Alcohol and weight loss
“Hey Siri, can I still lose weight if I drink alcohol?” Goodness, we only wish the answer was that simple. Research is mixed (no pun intended) on whether alcohol can lead to weight gain. That’s because weight is complex – and some people notice a shift on the scale when they consume alcohol, while others don’t.
As a doctor who specialises in the science of weight, I can say what we do know is that many of these alcoholic drinks are energy-dense (meaning high in kilojoules) and provide little to no nutrition, which may put a damper on your weight loss efforts. Here are five major reasons alcohol can impede you weight loss efforts.

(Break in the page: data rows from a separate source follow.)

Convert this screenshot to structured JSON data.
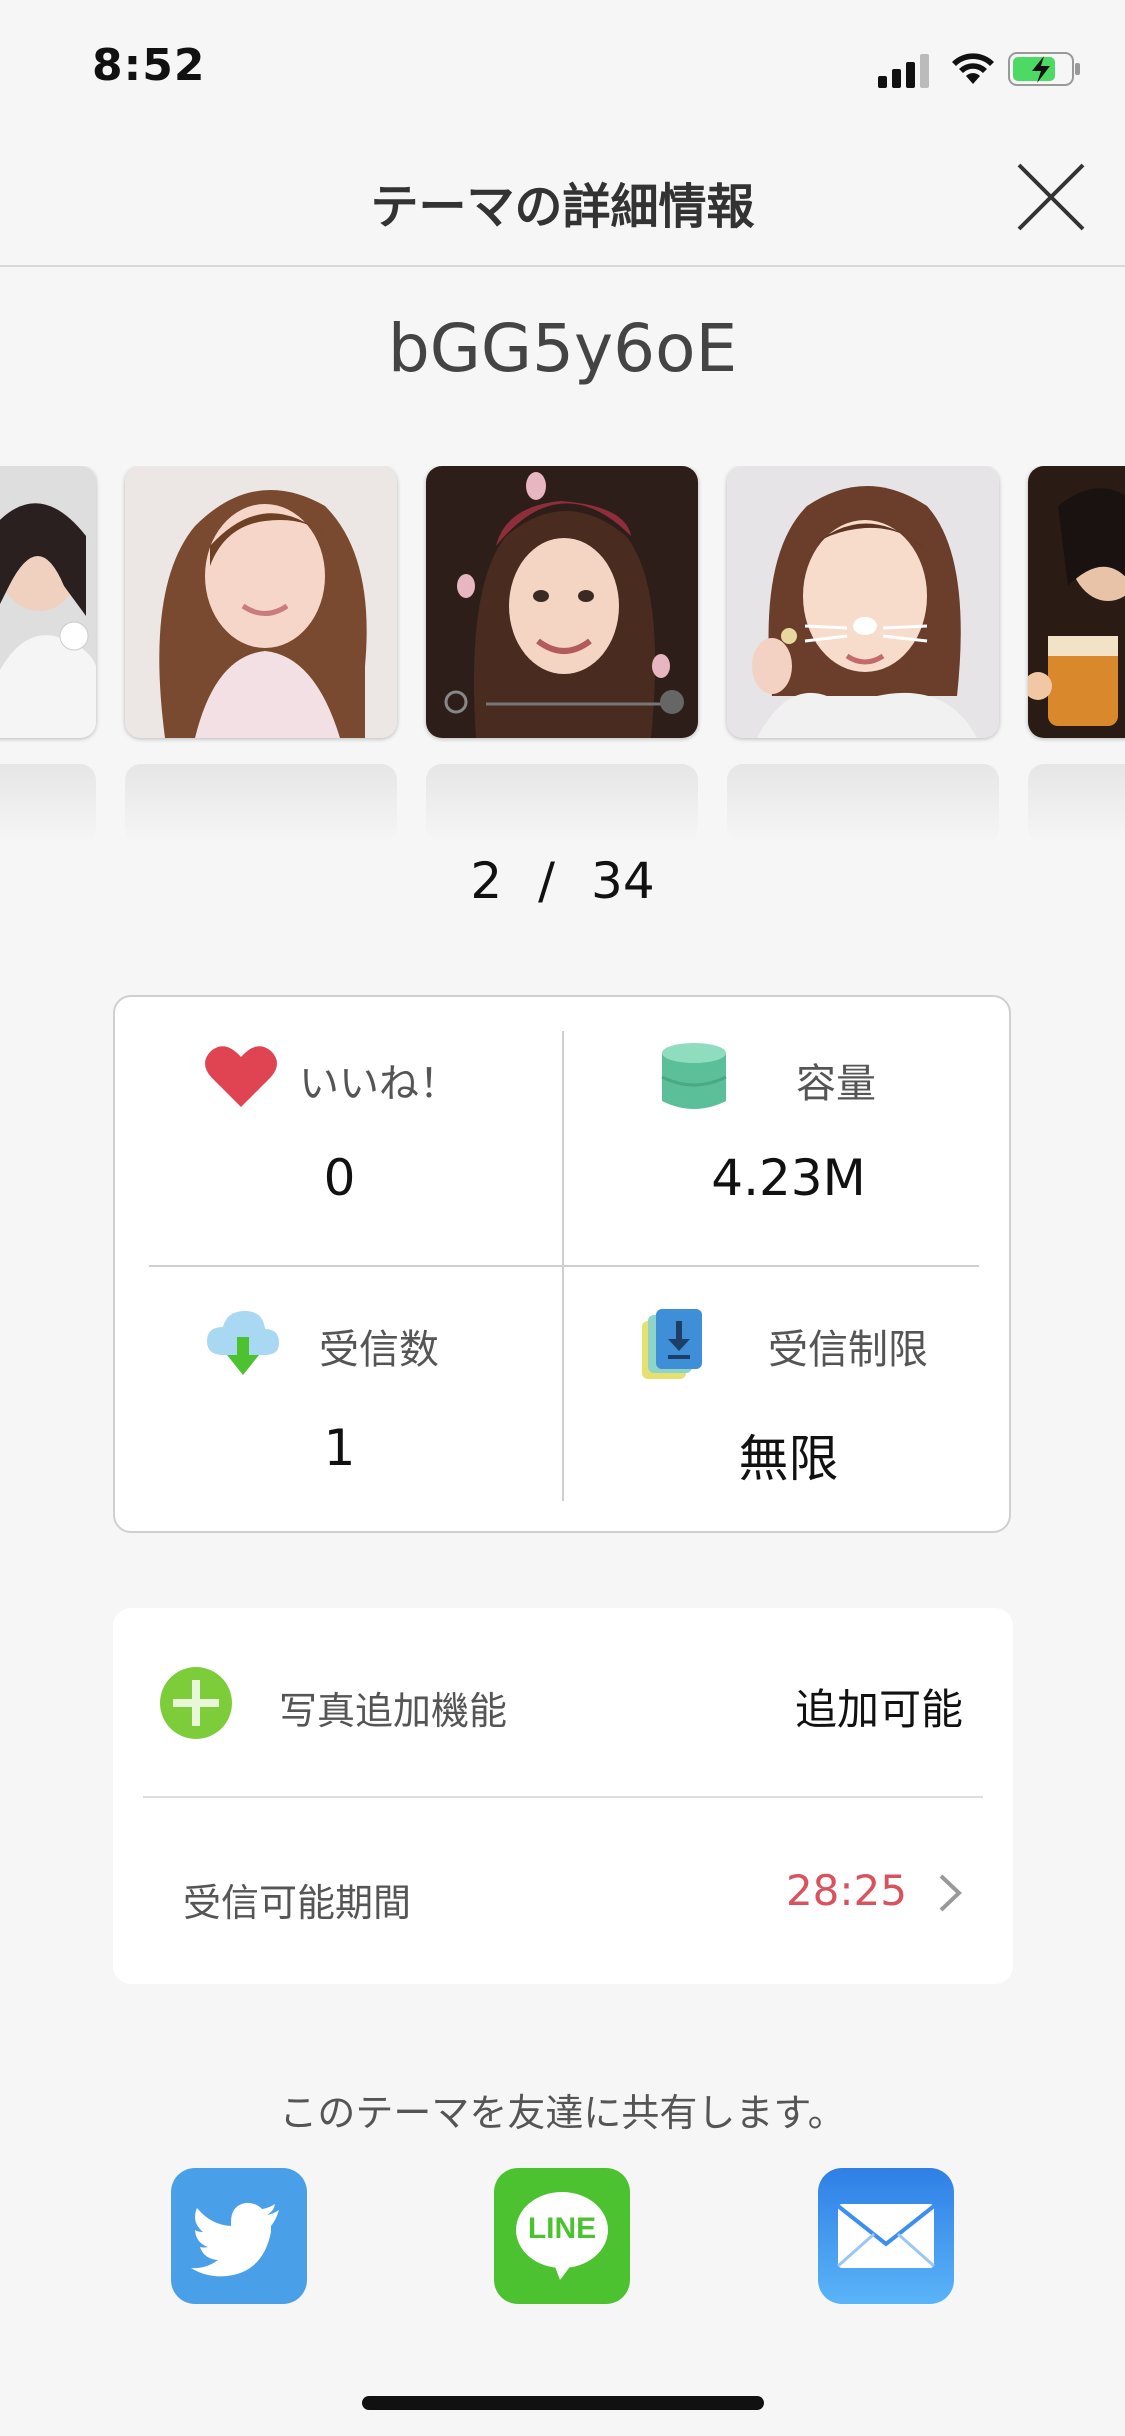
{
  "status_bar": {
    "time": "8:52"
  },
  "header": {
    "title": "テーマの詳細情報"
  },
  "theme": {
    "code": "bGG5y6oE"
  },
  "carousel": {
    "current": "2",
    "separator": "/",
    "total": "34"
  },
  "stats": {
    "likes": {
      "label": "いいね！",
      "value": "0"
    },
    "capacity": {
      "label": "容量",
      "value": "4.23M"
    },
    "received": {
      "label": "受信数",
      "value": "1"
    },
    "limit": {
      "label": "受信制限",
      "value": "無限"
    }
  },
  "options": {
    "photo_add": {
      "label": "写真追加機能",
      "value": "追加可能"
    },
    "period": {
      "label": "受信可能期間",
      "value": "28:25"
    }
  },
  "share": {
    "caption": "このテーマを友達に共有します。",
    "line_label": "LINE"
  },
  "colors": {
    "twitter": "#4a9fe9",
    "line": "#4cc231",
    "mail": "#3b8ff0",
    "heart": "#e04452",
    "red_value": "#d9535f"
  }
}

Your body views alcohol as a toxin
Your body metabolises and eliminates alcohol from the body with the help of two enzymes: Alcohol dehydrogenase (ADH) and aldehyde dehydrogenase (ALDH). When you imbibe, these two work together to break apart the alcohol molecules, producing a toxic substance, acetaldehyde, then acetate, so that your body can get rid of it – and fast.
Here’s why that matters when you’re trying to lose weight. Since your body prioritises alcohol digestion, it puts digestion of other nutrients (like fat, carbs, and protein) on the back burner. In other words, your body might put off metabolising fat and carbs when it’s busy breaking down alcohol. Over time and repeated patterns, this could lead to increased fat storage and weight gain.
Alcohol can cause inflammation
Alcohol can impair the functions of the gut, liver, and other organs – interfering with the immune system and causing systemic inflammation. Alcohol consumption stimulates a cascade of inflammatory responses, one of which is the release of cortisol, the stress hormone. And research has shown that persistently high levels of cortisol are associated with obesity. That’s why it’s best for people with obesity, who are already at an increased risk of inflammation, to limit or avoid alcohol.